Es ist sicher viel schwieriger, die Beziehungen mit den Eltern und Freunden in der Schweiz zu unterhalten. Das Pflegen von Kontakten – das Networking – ist ein grosser Teil meines Jobs, ebenso das Organisieren von Anlässen in der Residenz oder in der Botschaft. Ich muss sagen, dass ich seit meinem Antritt vor mehr als einem Jahr noch keinen langweiligen Abend verbracht habe. Es ist immer sehr anregend.

Unsere Gäste sind extravertierte Leute, sie lieben es zu kommunizieren, sie brennen darauf, ihre Erfahrungen und Informationen weiterzugeben – dies ist ein sehr befriedigender Aspekt meines Berufes.

Der amtierende Schweizer Botschafter in den Vereinigten Staaten wurde 1955 in Menziken, im Kanton Aargau geboren. Er ist seit 28 Jahren mit einer Amerikanerin verheiratet, die auch das Schweizer Bürgerrecht hat.
 
Diplome. Er doktorierte an der Juristischen Fakultät der Universität Zürich und absolvierte ein Zusatzstudium an der Duke University Law School in Durham, North Carolina, das er mit einem Master abschloss.
 
Karriere.
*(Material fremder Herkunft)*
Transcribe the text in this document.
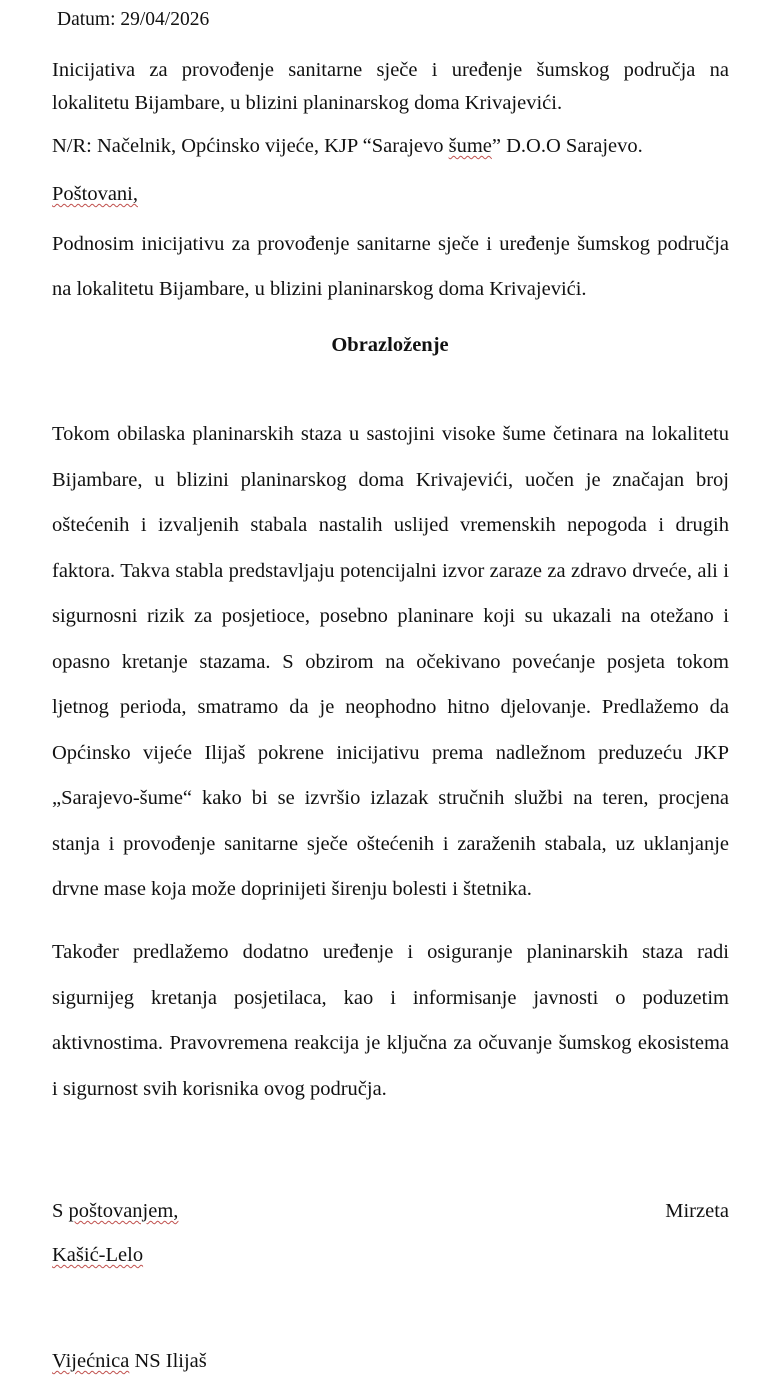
Datum: 29/04/2026
Inicijativa za provođenje sanitarne sječe i uređenje šumskog područja na lokalitetu Bijambare, u blizini planinarskog doma Krivajevići.
N/R: Načelnik, Općinsko vijeće, KJP “Sarajevo šume” D.O.O Sarajevo.
Poštovani,
Podnosim inicijativu za provođenje sanitarne sječe i uređenje šumskog područja na lokalitetu Bijambare, u blizini planinarskog doma Krivajevići.
Obrazloženje
Tokom obilaska planinarskih staza u sastojini visoke šume četinara na lokalitetu Bijambare, u blizini planinarskog doma Krivajevići, uočen je značajan broj oštećenih i izvaljenih stabala nastalih uslijed vremenskih nepogoda i drugih faktora. Takva stabla predstavljaju potencijalni izvor zaraze za zdravo drveće, ali i sigurnosni rizik za posjetioce, posebno planinare koji su ukazali na otežano i opasno kretanje stazama. S obzirom na očekivano povećanje posjeta tokom ljetnog perioda, smatramo da je neophodno hitno djelovanje. Predlažemo da Općinsko vijeće Ilijaš pokrene inicijativu prema nadležnom preduzeću JKP „Sarajevo-šume“ kako bi se izvršio izlazak stručnih službi na teren, procjena stanja i provođenje sanitarne sječe oštećenih i zaraženih stabala, uz uklanjanje drvne mase koja može doprinijeti širenju bolesti i štetnika.
Također predlažemo dodatno uređenje i osiguranje planinarskih staza radi sigurnijeg kretanja posjetilaca, kao i informisanje javnosti o poduzetim aktivnostima. Pravovremena reakcija je ključna za očuvanje šumskog ekosistema i sigurnost svih korisnika ovog područja.
S poštovanjem,	Mirzeta
Kašić-Lelo
Vijećnica NS Ilijaš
Er arbeitete zwei Jahre als Rechtsanwalt in einer Kanzlei in Phoenix, Arizona, bevor er 1988 in den Dienst des Departements für auswärtige Angelegenheiten trat.
 
Washington. Sein erster Posten als Botschafter.

Die Botschaft in Washington steht an zweiter Stelle hinter China, was die Ausstellung von Visas anbelangt: Sie beschäftigt 60 Angestellte gegenüber 75 in Beijng.
 
Anlässe. Die Botschaft organisiert jährlich rund 300 Anlässe allein in Washington; weitere 250 werden in Zusammenarbeit mit den Konsulaten im ganzen Land ausgerichtet.
 
Schweizer Abend. Der wichtigste Anlass in der Botschaft. 2011 waren 1200 Gäste geladen, ein Rekord seit seiner Einführung.
 
Publikum. In der Botschaft selbst und an verschiedenen Orten der Hauptstadt werden rund 10‘000 Besucher nicht nur aus dem diplomatischen Umfeld empfangen.

Netz. 5 Konsulate: Atlanta, New York, Chicago, Los Angeles und San Francisco, 23 Honorarkonsulate, eine Mission am Sitz der UNO in New York, ein Business Hub in  Chicago und die zwei Swissnex (Wissenschaftshäuser) in Boston und San Francisco.
 
Auslandschweizer. Man schätzt, dass mehr als 75’000 Schweizer und Schweizerinnen in den USA leben. Lediglich 4120 sind bei der Botschaft registriert.